The FDA’s warning about Ambrosia Brands moringa powder has been updated to include numerous foreign countries.
The powder comes in capsule form and has been traced to an outbreak of Salmonella Newport illnesses in the United States.
The implicated capsules are sold under the Rosabella brand.
This outbreak is separate from an outbreak of Salmonella Richmond infections traced to Member’s Mark and other brands of moringa.
The new outbreak has sickened seven people from seven states. Illnesses started on dates ranging from Nov. 7, 2025, to Jan. 8 this year. Three of the patients have required hospitalization, which is a high percentage for Salmonella outbreaks. No deaths have been reported. The sick people live in Arizona, Florida, Iowa, Illinois, Indiana, Tennessee and Washington.
This outbreak is of particular interest because the strain of Salmonella causing the illnesses is resistant to all first-line antibiotics commonly recommended for the treatment of Salmonella infections.
The FDA has recommended that Ambrosia Brands LLC recall all Rosabella-brand moringa powder capsules from the market. The firm has agreed to conduct a recall only of certain lots.
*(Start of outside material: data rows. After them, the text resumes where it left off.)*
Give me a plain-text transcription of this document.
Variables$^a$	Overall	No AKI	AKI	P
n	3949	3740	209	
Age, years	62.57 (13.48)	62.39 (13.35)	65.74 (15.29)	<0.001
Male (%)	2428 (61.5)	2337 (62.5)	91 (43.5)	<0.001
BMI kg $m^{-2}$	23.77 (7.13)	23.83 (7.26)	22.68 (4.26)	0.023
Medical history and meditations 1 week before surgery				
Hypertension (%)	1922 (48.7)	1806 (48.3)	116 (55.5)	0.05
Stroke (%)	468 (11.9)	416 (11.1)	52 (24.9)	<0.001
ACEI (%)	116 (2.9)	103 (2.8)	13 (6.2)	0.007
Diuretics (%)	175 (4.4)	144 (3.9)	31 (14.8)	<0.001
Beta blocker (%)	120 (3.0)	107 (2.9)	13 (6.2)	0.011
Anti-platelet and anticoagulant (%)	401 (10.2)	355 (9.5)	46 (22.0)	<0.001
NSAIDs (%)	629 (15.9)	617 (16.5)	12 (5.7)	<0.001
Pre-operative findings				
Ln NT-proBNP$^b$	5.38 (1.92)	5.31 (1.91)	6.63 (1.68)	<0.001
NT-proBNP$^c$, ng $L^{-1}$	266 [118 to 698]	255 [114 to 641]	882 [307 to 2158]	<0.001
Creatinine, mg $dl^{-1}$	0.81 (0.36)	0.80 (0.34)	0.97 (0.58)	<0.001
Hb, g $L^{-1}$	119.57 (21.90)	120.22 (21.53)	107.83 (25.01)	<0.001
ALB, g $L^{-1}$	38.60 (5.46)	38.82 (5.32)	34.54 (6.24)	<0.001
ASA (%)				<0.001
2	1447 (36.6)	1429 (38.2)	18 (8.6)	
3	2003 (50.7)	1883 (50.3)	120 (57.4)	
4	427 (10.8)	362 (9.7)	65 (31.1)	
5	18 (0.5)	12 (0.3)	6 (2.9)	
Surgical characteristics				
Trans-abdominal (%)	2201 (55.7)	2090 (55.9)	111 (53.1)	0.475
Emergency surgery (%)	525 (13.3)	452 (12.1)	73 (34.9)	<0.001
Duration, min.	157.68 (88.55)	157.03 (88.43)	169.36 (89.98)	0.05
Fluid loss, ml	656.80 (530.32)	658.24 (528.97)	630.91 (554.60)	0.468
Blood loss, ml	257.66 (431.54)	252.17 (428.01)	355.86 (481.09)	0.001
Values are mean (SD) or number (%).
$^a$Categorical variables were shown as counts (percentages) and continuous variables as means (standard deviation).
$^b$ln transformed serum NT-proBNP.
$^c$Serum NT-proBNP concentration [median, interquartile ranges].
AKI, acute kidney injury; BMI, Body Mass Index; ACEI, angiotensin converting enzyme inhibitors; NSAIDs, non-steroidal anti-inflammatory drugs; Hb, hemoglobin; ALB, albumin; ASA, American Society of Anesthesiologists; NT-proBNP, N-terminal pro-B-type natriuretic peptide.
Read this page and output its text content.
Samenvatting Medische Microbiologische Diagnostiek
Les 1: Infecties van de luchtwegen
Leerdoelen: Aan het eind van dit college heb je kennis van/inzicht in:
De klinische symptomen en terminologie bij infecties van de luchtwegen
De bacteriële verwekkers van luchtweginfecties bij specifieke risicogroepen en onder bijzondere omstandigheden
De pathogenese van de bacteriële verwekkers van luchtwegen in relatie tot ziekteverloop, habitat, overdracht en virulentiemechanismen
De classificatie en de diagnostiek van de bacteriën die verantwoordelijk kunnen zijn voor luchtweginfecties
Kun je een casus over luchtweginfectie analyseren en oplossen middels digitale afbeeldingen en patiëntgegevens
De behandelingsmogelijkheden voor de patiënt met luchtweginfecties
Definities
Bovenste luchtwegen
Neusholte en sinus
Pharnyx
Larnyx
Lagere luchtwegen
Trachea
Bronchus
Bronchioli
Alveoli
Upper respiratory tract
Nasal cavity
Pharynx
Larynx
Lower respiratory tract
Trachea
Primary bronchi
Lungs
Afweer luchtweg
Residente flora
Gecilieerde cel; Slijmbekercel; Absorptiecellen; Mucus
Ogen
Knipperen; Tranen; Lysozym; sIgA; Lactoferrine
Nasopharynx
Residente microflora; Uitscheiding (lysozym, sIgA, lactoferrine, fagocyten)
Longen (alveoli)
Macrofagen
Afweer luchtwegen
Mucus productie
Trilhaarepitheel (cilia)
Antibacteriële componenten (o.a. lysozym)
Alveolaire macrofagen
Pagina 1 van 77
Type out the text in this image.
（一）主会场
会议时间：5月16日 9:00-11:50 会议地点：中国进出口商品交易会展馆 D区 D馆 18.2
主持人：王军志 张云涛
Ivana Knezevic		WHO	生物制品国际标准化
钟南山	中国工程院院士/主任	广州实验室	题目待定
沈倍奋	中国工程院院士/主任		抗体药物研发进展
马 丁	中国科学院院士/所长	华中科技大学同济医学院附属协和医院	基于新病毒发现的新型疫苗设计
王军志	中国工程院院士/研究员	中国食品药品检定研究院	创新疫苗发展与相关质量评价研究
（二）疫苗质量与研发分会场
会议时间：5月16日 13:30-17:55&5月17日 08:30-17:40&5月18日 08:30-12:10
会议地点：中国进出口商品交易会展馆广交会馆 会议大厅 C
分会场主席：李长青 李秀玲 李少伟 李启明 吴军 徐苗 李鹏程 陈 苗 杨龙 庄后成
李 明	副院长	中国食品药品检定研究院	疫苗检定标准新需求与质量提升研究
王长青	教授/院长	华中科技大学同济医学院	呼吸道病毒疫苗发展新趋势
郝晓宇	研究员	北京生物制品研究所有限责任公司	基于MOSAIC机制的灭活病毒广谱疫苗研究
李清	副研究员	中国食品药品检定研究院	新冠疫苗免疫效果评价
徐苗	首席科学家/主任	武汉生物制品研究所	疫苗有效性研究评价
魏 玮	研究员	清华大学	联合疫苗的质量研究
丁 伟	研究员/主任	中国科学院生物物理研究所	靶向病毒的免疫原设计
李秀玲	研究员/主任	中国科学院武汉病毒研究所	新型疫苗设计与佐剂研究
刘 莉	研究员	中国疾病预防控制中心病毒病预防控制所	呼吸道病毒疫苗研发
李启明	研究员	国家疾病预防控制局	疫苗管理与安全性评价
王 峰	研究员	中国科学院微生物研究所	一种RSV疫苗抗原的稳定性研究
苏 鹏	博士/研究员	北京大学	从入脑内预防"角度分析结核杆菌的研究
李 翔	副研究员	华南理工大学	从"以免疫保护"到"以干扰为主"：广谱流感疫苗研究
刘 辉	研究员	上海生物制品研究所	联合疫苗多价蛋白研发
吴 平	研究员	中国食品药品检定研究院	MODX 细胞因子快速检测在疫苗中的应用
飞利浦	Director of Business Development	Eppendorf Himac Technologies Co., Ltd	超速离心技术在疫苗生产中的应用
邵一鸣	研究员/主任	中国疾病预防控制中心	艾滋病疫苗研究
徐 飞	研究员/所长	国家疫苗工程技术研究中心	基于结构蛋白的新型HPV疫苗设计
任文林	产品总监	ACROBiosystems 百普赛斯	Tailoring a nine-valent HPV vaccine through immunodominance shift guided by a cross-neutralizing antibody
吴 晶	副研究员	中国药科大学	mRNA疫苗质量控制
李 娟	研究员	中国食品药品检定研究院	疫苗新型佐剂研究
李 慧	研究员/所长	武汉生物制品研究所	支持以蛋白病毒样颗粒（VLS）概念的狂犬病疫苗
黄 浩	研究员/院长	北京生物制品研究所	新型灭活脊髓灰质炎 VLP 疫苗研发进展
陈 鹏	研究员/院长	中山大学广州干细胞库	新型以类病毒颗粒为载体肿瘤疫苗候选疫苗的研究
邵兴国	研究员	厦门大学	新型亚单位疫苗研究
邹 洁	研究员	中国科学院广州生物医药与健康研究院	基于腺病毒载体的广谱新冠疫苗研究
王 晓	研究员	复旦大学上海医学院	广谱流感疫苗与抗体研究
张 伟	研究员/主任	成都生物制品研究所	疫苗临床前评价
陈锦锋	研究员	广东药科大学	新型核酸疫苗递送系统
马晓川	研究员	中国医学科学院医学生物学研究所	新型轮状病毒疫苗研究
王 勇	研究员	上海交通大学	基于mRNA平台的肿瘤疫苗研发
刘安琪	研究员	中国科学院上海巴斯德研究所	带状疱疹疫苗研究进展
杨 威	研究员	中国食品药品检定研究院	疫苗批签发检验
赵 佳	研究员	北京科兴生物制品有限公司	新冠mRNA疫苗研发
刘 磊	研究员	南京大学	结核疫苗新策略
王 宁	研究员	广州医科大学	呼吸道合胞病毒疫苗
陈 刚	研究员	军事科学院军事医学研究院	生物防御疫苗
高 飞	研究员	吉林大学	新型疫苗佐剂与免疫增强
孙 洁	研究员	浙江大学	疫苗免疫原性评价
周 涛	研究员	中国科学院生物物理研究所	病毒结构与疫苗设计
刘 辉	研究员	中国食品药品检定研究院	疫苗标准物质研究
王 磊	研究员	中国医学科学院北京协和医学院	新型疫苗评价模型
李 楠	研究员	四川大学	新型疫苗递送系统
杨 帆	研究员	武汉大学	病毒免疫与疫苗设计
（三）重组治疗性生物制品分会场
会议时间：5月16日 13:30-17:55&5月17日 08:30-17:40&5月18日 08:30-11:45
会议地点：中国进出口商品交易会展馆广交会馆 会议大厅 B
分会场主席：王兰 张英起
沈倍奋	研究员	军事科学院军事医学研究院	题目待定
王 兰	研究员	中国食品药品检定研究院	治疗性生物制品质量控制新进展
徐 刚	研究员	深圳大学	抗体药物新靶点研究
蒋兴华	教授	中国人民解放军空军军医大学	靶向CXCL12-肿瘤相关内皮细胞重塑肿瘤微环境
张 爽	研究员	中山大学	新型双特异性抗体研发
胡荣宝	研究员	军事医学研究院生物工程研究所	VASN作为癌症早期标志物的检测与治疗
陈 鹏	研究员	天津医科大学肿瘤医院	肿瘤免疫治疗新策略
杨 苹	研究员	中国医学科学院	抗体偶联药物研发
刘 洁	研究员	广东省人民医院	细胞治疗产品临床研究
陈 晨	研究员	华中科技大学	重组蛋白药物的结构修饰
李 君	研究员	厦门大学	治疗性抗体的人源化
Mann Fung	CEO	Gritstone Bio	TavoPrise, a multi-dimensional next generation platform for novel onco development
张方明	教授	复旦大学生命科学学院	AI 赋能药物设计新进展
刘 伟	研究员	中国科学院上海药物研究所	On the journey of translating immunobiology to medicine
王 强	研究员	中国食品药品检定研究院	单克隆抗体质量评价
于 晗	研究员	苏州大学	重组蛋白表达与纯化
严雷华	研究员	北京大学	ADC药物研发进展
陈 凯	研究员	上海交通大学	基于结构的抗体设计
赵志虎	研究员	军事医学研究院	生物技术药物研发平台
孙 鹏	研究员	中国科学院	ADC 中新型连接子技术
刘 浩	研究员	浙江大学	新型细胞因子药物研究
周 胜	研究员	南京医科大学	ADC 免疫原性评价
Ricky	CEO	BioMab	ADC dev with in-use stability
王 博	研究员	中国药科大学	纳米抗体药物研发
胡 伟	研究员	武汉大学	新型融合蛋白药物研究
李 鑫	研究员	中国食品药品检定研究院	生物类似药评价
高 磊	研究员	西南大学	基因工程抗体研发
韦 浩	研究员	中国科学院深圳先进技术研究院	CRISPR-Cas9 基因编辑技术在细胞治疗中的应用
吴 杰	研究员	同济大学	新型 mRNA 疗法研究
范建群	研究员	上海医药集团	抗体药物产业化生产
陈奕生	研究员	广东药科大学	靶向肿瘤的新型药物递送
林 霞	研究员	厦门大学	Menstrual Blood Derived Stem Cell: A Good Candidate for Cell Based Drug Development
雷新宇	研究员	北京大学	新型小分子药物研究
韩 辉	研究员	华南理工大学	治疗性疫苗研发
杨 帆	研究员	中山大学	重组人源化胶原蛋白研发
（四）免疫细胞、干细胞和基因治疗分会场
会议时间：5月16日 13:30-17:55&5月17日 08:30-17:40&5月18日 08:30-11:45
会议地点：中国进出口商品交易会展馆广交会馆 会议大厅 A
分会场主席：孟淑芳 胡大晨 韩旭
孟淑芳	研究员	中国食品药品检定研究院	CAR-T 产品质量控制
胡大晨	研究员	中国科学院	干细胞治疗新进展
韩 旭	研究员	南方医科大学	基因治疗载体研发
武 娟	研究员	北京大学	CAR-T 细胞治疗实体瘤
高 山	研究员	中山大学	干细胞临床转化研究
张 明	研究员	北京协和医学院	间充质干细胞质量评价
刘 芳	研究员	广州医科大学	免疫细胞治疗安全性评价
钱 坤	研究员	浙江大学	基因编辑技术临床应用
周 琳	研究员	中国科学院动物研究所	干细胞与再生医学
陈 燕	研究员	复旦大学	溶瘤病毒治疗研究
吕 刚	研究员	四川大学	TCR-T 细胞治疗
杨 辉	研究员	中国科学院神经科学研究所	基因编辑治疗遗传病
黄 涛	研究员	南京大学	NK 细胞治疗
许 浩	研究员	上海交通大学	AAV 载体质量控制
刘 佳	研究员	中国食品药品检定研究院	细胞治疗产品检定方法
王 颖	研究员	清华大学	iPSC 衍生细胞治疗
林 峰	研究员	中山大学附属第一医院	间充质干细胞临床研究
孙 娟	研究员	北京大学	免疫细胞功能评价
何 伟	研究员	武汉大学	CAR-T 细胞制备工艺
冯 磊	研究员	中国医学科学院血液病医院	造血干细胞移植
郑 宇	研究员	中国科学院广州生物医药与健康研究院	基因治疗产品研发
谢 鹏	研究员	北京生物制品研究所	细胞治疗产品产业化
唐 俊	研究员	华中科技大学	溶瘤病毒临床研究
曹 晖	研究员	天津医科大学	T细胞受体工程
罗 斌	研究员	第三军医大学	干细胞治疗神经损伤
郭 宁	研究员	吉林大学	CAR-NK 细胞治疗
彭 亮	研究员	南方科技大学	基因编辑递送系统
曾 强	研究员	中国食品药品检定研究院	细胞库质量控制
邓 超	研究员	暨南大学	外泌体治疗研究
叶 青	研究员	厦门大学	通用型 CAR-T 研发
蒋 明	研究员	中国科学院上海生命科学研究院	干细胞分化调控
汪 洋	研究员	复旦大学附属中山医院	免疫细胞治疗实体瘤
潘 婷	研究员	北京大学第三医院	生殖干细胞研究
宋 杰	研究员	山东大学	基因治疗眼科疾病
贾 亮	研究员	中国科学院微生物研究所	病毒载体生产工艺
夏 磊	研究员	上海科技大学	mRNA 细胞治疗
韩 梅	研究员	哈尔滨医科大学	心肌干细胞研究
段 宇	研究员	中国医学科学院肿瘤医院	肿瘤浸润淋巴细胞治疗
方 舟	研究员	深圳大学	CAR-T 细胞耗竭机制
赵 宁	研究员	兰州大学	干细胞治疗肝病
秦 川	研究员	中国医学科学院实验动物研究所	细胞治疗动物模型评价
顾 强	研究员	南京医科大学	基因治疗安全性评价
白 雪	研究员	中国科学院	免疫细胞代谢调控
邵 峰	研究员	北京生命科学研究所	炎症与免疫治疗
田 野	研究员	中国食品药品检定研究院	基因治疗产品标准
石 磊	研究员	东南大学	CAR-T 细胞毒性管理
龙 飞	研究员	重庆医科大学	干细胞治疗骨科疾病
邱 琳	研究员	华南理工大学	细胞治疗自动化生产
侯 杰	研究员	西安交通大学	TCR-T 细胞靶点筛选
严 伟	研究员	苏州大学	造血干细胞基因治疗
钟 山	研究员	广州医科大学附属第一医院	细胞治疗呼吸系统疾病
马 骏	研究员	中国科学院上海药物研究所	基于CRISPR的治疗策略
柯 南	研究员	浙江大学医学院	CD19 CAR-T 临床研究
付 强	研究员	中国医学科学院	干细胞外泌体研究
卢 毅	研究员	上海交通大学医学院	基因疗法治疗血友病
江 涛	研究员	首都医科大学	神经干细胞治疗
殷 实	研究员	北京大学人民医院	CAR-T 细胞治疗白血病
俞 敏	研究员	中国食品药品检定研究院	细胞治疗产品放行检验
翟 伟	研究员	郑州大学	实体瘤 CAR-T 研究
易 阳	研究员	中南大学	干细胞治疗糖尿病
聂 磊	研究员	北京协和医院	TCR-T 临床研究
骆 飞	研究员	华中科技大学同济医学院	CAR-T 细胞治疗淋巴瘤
Please click here for a complete list of lot codes and expirations dates of potentially contaminated product.
FDA is conducting a traceback investigation to determine a source of contamination and is working with state partners to collect samples.
The previous outbreak of Salmonella Richmond infections linked to other brands of moringa leaf powder and capsules sickened 65 people across 28 states. Fourteen of the patients required hospitalization.
Customer information provided by the firm now shows that recalled product was sold to consumers in Algeria, Anguilla, Australia, Austria, Bahrain, Belgium, Bosnia and Herzegovina, Brazil, Brunei, Bulgaria, Canada, Chile, Colombia, Croatia, Cyprus, Czech Republic, Denmark, Djibouti, Dominican Republic, Egypt, Estonia, Faroe Islands, Finland, France, French Polynesia, Georgia, Germany, Gibraltar, Greece, Hong Kong, Hungary, Iceland, India, Indonesia, Ireland, Israel, Italy, Japan, Jordan, Kuwait, Latvia, Lithuania, Luxembourg, Malaysia, Malta, Marshall Islands, Mexico, Nauru, New Zealand, Netherlands, Norway, Oman, Pakistan, Peru, Philippines, Poland, Portugal, Qatar, Romania, Saudi Arabia, Serbia, Singapore, Slovakia, Slovenia, South Africa, South Korea, Spain, Suriname, Sweden, Switzerland, Taiwan, Thailand, Trinidad and Tobago, Turkey, United Arab Emirates, United Kingdom, Venezuela, and Zimbabwe.
The recalled product was also sold to consumers located nationwide in the United States, including American Samoa, Northern Mariana Islands, Puerto Rico, and Virgin Islands.